India’s Military Base At Agaléga Islands Almost Complete

India’s Military Base At Agaléga Islands Almost Complete

India is building military infrastructure on Mauritius’ Agaléga  Island to increase its presence in the western Indian Ocean to confront China’s expansionism in the region. However, Pakistan has limited or no presence in the region

Over the last few years, a 10,000-foot runway, hangars and a jetty have been constructed on the island, which is located over 1,100 kilometre north of the main island of Mauritius and according to unconfirmed reports is almost ready for operations.

India asserts that these new facilities are part of its Security and Growth for All in the Region (SAGAR) policy, which aims to increase maritime cooperation between countries in the region. Mauritius, for its part, has indicated that its coastguard personnel will use the new facilities.

But it is clear that the Indian investment of $250m in developing an airfield, port, and communications hub on this remote island is not aimed at helping Mauritius develop its capacity to police its territorial waters.

North and South Agaléga islands, which are home to approximately 300 ethnically Creole Agaléens, are located in the strategically important southwestern part of the Indian Ocean. The area is currently a blind spot for the Indian Navy and by building a military facility in it, New Delhi hopes to expand its maritime domain awareness.

The most important new infrastructure on the atoll is a 3,000-metre runway, and considerable apron for aircraft. Under construction also are sizable jetty facilities in deeper water, and what looks like barracks and fields which could be used by military personnel.

The outpost at Agaléga will be useful to support the operation of India’s fleet of Boeing P-8I maritime surveillance aircraft. The US-made P-8, based on the Boeing-737 passenger aircraft, is a cutting-edge maritime patrol aircraft, tasked with anti-submarine warfare, anti-surface warfare, and intelligence, surveillance and reconnaissance missions.

While these aircraft have an anti-shipping and submarine strike function, their peace-time utility is derived from the sophisticated sensors, command and control systems, radars, and intelligence-gathering equipment utilised on routine missions.

The vastness of the Indian Ocean means that P-8s and other maritime surveillance aircraft require airfields and refuelling facilities at staging points, which is where facilities like those on North Agaléga island come in.

And Agaléga is not the only Indian Ocean island modified for P-8 use. For instance, military facilities on India’s Andaman and Nicobar Islands in the north-eastern Indian Ocean, at the junction of the Bay of Bengal and the Andaman Sea, were also enhanced to better support India’s patrol aircraft missions.

Satellite imagery dated on 20 April 2022 showed hangars large enough to house the Indian Navy’s P-8I submarine-hunting aircraft are under construction next to the newly-built runway.

The hangars “measure 180 feet long and 200 feet wide — big enough to house large military aircraft such as India’s P-8I Poseidon, which measures 123 in length and has a wingspan of 126 feet,” the Asia Maritime Transparency Initiative of the Washington DC-based Centre for Strategic and International Studies has reported.

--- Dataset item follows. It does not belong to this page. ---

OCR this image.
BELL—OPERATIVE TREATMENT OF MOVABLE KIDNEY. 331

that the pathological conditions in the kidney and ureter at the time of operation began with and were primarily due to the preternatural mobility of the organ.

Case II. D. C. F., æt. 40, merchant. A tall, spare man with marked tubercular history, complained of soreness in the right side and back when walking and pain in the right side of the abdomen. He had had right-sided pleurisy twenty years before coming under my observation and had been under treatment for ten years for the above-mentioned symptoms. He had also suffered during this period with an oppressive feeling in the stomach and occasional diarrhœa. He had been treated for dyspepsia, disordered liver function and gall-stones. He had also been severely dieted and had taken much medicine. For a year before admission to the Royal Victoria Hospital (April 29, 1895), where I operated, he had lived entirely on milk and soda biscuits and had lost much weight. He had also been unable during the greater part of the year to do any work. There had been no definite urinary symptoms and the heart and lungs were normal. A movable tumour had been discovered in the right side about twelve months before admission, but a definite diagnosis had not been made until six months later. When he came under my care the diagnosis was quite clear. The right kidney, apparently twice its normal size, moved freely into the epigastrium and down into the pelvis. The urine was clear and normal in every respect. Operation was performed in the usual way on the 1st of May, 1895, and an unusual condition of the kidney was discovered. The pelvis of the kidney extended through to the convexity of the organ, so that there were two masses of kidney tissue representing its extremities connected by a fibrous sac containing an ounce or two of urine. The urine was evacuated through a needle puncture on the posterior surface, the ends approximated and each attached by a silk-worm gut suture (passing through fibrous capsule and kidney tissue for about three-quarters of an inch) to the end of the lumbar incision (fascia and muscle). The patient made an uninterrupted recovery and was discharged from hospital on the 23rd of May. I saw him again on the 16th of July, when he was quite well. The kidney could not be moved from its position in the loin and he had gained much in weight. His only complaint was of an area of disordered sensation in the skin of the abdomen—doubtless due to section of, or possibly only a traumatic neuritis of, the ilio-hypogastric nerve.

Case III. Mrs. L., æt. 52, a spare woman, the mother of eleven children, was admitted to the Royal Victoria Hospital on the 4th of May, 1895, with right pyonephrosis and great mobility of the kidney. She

Hangars under construction on Agalega Island

This development confirms what maritime security experts have long suspected — India plans to deploy its P-8I long-range surveillance aircraft on the island.

China has been rapidly expanding its presence in the western Indian Ocean. Apart from building its first foreign military base in Djibouti, it has invested heavily in infrastructure in Africa, particularly ports. Many of these ports are located on the eastern coast of Africa, which lies in the western Indian Ocean, and could turn into Chinese outposts in the future.

India In Western Indian Ocean

In peace time, effective maritime domain awareness helps establish international partnerships with like-minded militaries and also acts as a deterrent to both state and non-state adversaries, by signalling reach and an intention to safeguard interests in a selected area. By better understanding existing and incoming maritime threats, a government can better plan and respond.

In times of conflict, knowing the location of enemy ships and submarines, without being detected in the process, creates a significant advantage.

While India may publicly justify its effort and expense to build maritime domain awareness in the Indian Ocean with combatting piracy, developing search and rescue capabilities or even providing small states with capacity-building assistance, China’s naval forays into this region is the true motivator for its expanding naval presence.

The Indian Ocean is now increasingly contested. Despite its Diego Garcia base, the United States no longer enjoys predominance in this increasingly multipolar region – in which no one power wields hegemonic influence.

In recent years, China has increased naval deployments into the Indian Ocean, developed what some analysts call a “string of pearls” – a network of military and commercial facilities along the Indian Ocean littorals, effectively encircling India – and even established its first overseas naval base in Djibouti.

Given China’s recent Indian Ocean deployments, its vast military modernisation programme, its recent conduct on the India-China Himalayan border, and its demonstration of coercive statecraft on the international stage in general, India is logically eager to inhibit Chinese naval presence in the Indian Ocean.

As a result, India – in coordination with the United States, Australia and even France – is undertaking efforts to surveil the Indian Ocean to directly deter and limit China’s ability to operate in this region.

The southwestern part of the ocean, in particular, is of increasing strategic importance due to economically vital shipping routes passing through the Mozambique Channel and around southern Africa, which China also uses for its energy imports.

In this sense, the facilities at Agaléga would enable India to keep an eye on this part of the ocean and will constitute a key staging post in the Indian maritime domain awareness network. It is important insofar as it will enable Indian eyes in the sky across the southwest Indian Ocean, which policymakers in Delhi hope will restrain Chinese encroachment.

Time will tell exactly how India will make use of these facilities on Agaléga once completed later this year. Project specifics are still being tightly held by both the Indian and Mauritian governments.

Whether or not China is deterred by India’s surveillance efforts, Agaléga is now a pawn in this new era of major power competition across the Indian Ocean and indeed the wider Indo-Pacific region.